Today and nearly every time I ride my bike in Guinea, the confusion and miscommunications that result seem a good metaphor for the bigger picture:

Everyone involved starts with the best of intentions. My intention is not to hit anyone. The pedestrians' intention is to stay out of the way (i.e. not to get hit). That seems compatible enough. And yet, approached from both sides at once, it doesn't quite work. My deeply ingrained habit is to weave around them, leaving as much space as possible and only calling out when there is no space to pass. But here in Guinea, not getting hit is the pedestrian's responsibility rather than the driver's. Hearing me coming, a person on foot steps aside. Unfortunately I had already steered around her former position and so have to swerve now that she has stepped directly into my new path. So if I see that the old lady in front of me (old ladies are always the worst) does not hear me coming, I am torn between wanting to call out so as not to startle her and wanting to weave around her quietly to avoid all the useless dodging back and forth. But if she hears me at the last moment, even worse! Several times I have nearly run down old women on the path to the market. If I could only change my strategy to match the average Guinean's, we could avoid our clumsy ballet. Instead of weaving, this would require me to steer straight through on the smoothest part of the path and make obnoxious noise whenever my way was blocked, then trust the pedestrians to take care of themselves. Somehow I can't do this. Similarly, the old village women can't bring themselves to trust me to weave around them. And so most days we brake and dodge and nearly collide, but so far everyone's still in one piece.
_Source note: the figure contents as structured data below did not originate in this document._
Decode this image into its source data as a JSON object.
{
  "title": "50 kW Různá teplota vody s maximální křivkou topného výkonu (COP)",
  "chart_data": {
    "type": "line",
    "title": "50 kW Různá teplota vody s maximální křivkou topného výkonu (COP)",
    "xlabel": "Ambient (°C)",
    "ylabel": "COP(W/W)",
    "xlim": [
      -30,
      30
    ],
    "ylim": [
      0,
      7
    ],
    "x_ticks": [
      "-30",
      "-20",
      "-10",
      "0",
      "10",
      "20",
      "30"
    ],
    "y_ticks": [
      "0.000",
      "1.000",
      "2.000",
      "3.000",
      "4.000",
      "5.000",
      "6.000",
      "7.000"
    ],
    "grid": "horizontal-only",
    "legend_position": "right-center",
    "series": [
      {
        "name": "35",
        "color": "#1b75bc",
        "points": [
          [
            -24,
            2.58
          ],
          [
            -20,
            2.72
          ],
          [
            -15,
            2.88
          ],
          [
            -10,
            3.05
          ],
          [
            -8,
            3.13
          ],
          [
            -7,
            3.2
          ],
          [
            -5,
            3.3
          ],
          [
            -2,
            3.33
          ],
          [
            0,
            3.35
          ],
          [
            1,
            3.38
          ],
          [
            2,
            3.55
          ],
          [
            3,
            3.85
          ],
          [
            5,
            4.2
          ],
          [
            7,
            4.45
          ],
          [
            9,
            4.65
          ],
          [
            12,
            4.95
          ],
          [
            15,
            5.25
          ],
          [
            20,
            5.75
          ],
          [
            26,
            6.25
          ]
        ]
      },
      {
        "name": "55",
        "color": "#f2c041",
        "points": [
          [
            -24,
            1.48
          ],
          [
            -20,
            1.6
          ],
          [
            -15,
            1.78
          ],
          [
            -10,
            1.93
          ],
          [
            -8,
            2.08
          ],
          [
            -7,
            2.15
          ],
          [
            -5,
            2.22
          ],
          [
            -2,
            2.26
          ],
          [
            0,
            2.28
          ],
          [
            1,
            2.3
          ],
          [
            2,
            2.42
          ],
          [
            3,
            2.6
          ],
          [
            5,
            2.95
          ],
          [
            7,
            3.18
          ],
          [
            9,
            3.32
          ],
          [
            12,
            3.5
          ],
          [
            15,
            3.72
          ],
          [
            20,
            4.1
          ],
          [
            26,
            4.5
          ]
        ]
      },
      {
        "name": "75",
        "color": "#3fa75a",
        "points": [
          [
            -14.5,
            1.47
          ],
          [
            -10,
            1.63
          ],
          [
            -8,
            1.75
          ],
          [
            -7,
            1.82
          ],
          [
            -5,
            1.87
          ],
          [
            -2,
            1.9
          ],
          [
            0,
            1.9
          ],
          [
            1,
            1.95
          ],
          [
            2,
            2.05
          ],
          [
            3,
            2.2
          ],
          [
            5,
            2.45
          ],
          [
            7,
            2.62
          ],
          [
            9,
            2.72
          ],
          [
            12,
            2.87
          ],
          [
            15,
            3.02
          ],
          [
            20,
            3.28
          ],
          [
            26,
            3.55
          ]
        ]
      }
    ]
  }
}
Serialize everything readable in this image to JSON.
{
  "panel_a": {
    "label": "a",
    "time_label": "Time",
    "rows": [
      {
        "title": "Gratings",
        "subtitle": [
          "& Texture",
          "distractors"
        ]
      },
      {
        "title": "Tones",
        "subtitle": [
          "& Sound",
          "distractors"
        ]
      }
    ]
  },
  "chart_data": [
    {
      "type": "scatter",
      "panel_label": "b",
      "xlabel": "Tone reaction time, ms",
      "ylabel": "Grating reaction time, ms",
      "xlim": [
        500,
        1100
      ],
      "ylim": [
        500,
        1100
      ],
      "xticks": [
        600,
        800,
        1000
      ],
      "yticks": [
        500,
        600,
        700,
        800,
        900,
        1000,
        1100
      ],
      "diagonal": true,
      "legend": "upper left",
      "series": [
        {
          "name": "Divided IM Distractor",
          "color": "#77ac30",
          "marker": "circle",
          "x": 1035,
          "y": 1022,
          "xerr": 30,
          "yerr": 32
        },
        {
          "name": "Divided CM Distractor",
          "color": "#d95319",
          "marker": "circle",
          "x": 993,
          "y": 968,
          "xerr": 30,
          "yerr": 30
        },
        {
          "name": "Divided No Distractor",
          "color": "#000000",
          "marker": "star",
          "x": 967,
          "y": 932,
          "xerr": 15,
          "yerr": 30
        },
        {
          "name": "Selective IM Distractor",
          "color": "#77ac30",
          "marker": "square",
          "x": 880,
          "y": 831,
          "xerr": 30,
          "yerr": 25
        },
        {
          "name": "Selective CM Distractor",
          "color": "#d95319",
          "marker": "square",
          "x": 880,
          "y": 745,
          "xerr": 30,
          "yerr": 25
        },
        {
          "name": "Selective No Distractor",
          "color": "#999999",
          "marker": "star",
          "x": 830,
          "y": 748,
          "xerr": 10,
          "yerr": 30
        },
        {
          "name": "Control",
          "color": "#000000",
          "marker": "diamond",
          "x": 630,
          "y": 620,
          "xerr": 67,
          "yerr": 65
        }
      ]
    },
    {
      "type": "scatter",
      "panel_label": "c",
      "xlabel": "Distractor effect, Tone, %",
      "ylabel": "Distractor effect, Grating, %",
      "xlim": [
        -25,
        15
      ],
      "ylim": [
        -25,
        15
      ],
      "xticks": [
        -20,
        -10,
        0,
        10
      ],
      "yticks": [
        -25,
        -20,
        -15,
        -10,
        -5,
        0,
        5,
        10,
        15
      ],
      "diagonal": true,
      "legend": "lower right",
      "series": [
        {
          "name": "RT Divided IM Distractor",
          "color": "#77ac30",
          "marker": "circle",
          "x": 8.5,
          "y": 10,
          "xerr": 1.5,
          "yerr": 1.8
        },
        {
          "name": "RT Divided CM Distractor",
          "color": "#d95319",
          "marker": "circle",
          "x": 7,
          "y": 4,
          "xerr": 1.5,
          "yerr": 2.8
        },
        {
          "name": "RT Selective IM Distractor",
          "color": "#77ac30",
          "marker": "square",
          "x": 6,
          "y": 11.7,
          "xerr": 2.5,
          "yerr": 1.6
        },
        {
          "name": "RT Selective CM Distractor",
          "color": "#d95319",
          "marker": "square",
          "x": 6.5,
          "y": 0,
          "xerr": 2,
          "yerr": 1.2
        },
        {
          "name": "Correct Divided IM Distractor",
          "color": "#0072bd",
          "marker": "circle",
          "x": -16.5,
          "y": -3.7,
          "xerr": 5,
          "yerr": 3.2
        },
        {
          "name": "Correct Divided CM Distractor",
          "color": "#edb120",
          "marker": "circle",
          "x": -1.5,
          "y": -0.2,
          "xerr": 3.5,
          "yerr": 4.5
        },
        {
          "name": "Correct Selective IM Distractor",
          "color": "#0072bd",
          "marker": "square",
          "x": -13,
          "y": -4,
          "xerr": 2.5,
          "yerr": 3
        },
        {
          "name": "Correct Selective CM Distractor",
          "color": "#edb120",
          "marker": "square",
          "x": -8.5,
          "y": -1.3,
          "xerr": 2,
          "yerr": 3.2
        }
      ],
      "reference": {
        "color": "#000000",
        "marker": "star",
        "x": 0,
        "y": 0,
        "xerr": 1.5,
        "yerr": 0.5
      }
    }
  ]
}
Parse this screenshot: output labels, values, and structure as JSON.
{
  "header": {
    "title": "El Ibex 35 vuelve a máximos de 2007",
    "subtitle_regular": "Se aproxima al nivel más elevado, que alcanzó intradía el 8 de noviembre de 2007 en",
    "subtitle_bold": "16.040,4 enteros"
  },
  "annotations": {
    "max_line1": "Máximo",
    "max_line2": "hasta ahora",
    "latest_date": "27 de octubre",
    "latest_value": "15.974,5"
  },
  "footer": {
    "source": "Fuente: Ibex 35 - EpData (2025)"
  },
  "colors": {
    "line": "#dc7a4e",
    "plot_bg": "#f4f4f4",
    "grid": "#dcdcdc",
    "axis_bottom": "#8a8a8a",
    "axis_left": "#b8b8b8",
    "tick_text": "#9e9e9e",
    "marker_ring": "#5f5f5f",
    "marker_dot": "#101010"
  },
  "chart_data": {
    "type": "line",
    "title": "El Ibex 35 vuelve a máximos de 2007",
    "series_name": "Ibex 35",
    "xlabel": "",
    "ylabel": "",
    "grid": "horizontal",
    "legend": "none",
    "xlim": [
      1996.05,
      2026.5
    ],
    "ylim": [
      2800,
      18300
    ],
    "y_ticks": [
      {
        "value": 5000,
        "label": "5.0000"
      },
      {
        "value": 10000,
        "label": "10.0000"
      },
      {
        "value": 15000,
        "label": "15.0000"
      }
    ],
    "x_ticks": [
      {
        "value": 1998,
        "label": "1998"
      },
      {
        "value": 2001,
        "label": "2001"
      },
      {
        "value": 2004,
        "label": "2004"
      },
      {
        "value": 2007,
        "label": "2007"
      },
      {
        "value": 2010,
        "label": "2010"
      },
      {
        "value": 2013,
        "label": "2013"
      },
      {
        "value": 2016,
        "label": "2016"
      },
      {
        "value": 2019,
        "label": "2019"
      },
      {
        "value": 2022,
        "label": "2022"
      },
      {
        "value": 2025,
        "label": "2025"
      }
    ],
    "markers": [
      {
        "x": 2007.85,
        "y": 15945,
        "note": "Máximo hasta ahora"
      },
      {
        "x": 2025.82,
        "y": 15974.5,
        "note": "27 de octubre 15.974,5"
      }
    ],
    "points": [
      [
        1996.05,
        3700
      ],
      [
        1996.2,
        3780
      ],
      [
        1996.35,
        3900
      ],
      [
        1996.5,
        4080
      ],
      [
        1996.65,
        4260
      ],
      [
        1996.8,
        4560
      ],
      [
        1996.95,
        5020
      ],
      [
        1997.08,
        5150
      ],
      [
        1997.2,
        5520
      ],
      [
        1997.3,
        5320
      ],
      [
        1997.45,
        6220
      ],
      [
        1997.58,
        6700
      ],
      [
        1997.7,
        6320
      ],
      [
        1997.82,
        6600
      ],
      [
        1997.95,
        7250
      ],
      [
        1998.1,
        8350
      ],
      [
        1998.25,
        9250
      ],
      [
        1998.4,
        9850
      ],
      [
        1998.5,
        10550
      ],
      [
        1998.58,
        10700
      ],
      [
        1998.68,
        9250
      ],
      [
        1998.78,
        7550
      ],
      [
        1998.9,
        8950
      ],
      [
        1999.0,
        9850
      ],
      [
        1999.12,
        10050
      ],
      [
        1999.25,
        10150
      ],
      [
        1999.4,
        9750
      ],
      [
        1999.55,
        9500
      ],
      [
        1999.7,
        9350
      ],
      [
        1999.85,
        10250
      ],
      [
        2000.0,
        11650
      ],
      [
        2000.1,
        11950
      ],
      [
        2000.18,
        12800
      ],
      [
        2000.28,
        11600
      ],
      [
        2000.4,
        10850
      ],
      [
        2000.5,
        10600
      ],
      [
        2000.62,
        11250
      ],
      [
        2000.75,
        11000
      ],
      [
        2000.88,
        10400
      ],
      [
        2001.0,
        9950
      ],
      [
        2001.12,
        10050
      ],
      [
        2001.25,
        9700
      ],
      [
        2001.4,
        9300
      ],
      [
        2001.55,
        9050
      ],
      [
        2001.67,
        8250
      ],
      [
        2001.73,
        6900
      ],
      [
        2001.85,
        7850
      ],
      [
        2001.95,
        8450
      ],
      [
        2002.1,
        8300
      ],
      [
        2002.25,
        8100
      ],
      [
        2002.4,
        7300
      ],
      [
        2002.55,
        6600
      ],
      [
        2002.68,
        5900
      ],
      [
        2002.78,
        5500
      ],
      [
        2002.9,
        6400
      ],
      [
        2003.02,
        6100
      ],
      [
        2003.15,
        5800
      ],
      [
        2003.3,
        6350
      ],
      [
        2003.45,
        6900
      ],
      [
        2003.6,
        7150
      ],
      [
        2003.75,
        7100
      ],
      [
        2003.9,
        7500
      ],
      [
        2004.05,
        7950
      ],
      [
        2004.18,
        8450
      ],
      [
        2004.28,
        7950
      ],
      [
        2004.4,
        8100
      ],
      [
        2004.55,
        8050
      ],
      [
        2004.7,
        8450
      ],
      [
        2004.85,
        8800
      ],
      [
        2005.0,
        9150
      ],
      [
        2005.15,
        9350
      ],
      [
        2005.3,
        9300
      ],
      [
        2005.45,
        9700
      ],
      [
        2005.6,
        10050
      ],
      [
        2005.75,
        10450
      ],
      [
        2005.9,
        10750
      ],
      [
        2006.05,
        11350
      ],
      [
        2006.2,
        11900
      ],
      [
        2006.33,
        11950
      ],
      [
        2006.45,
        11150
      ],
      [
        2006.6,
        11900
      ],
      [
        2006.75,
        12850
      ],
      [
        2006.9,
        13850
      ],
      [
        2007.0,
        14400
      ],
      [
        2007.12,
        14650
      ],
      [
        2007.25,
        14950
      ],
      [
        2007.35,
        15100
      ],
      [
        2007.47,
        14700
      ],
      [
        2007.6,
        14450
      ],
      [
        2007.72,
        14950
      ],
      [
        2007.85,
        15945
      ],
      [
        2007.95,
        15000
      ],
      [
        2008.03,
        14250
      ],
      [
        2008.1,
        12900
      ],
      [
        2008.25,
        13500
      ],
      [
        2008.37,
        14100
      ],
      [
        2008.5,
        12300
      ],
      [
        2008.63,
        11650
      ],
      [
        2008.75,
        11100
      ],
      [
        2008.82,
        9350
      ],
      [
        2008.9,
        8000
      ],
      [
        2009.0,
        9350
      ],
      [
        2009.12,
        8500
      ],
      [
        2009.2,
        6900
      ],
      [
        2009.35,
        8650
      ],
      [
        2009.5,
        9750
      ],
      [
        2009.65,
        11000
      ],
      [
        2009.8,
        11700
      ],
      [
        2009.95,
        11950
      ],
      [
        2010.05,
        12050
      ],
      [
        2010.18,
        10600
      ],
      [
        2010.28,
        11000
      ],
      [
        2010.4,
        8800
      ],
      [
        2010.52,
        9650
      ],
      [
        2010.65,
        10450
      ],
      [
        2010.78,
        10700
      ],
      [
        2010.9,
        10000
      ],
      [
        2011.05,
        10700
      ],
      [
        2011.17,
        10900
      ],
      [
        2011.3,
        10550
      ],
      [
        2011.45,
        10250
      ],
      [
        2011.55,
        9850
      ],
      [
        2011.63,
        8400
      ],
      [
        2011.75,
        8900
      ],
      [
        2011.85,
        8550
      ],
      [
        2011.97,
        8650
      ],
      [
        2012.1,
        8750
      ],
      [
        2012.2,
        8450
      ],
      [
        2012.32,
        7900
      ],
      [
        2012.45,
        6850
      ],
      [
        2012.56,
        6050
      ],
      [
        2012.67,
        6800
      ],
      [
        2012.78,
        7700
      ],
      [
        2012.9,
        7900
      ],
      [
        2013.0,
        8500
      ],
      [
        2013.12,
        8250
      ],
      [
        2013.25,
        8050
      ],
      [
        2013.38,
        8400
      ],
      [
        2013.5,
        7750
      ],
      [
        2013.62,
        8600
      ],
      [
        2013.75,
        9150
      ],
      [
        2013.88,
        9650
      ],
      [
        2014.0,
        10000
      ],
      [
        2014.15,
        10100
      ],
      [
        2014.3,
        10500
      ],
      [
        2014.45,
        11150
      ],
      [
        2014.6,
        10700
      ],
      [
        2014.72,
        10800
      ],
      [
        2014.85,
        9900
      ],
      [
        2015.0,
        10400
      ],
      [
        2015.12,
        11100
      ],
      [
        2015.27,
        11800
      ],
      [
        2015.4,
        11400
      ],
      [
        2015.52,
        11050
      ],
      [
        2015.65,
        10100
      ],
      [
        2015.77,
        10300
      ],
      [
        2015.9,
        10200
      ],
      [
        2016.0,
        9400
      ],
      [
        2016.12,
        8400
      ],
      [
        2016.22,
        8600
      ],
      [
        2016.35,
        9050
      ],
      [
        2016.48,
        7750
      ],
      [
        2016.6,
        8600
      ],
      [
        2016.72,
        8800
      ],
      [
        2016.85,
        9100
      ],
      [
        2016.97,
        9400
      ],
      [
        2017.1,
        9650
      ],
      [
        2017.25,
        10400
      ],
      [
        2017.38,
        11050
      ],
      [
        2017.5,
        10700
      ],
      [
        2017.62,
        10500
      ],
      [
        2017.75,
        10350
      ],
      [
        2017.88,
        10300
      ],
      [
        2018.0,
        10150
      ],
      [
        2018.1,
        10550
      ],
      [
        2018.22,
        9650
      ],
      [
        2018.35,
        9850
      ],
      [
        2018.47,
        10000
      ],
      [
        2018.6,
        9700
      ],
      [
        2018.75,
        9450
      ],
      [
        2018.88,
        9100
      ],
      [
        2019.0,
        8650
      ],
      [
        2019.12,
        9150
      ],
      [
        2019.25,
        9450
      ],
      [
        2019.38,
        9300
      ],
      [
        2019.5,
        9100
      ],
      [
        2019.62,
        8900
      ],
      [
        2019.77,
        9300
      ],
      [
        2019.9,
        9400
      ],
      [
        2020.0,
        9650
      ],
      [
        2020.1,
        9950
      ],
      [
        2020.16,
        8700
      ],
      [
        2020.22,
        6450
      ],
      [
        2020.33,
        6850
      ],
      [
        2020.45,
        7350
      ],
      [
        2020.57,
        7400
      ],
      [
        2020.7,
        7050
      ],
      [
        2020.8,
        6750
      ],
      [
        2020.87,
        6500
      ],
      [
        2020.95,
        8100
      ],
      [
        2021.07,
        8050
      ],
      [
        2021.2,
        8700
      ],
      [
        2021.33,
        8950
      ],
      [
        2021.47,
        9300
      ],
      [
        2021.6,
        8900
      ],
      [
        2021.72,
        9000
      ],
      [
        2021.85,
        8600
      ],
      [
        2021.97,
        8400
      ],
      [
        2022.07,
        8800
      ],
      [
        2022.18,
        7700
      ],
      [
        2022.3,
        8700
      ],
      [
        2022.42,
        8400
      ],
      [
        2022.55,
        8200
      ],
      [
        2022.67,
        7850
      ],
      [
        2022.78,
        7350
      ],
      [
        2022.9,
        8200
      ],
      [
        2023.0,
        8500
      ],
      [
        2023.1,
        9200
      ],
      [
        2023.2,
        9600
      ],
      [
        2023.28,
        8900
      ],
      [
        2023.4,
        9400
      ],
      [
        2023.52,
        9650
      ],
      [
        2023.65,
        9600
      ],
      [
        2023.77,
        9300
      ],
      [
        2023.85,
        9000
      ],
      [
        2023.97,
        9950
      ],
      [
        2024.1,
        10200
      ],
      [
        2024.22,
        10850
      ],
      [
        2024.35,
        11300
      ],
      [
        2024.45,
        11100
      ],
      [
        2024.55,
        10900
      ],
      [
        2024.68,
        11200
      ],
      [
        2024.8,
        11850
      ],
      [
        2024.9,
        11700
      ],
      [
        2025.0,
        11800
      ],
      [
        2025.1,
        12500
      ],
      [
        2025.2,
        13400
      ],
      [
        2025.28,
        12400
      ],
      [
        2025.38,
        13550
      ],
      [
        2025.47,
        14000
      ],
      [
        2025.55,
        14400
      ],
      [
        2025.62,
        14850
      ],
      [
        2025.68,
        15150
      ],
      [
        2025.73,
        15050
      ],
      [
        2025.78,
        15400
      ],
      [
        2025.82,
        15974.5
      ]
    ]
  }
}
maybe life everywhere is like this series of near-collisions, but it seems more so in guinea

the hundred-year-old man

oct. 10

It has not yet rained tonight, and so I did not re-plant my sunflowers, hoed up for the second time by the hundred-year-old man next door. I should have planted them yesterday after it poured rain.
The old man hoed up my sunflowers because he was clearing the dirt around the house of weeds. So of course i cannot be mad at him, not only because he looks to be about one hundred years old -- wrinkly and bent over and constantly dripping saliva -- but also because he did it for me. In spite of all my urgings to leave the manual labor to those of us less advanced in age and decrepitude, her persists in a strange belief that I am his "patron." That could be loosely translated as boss, but what it truly amounts to is that I am an obscurely important foreigner and a guest, so he feels obligated to do things for me. Viewed in all its manifestations, the rigid heirarchy of status here is an unfortunate system that has so far been mostly impossible to subvert. It means everything, and through no virtue of my own I have a very high status. And so we each argue that the other should not work and periodically he hoes up my flowers while I try to do yard work secretly and quietly so that he doesn't come over to help. Then he brings me oranges or peanuts and many thank-yous are said before we argue again about who is happier to know the other.

hot

reflections from journal on the subject of heat:

oct. 16

when it has been raining
it is easy to forget
how hot it is when it isn't
but today it didn't
and so i remember.

and later:

oct. 18

Today at 2:00 I fully understood the inevitability of siesta or something like it. The most thought that could possibly be formed beyond, "God it's hot," was, "Goddamn it's hot."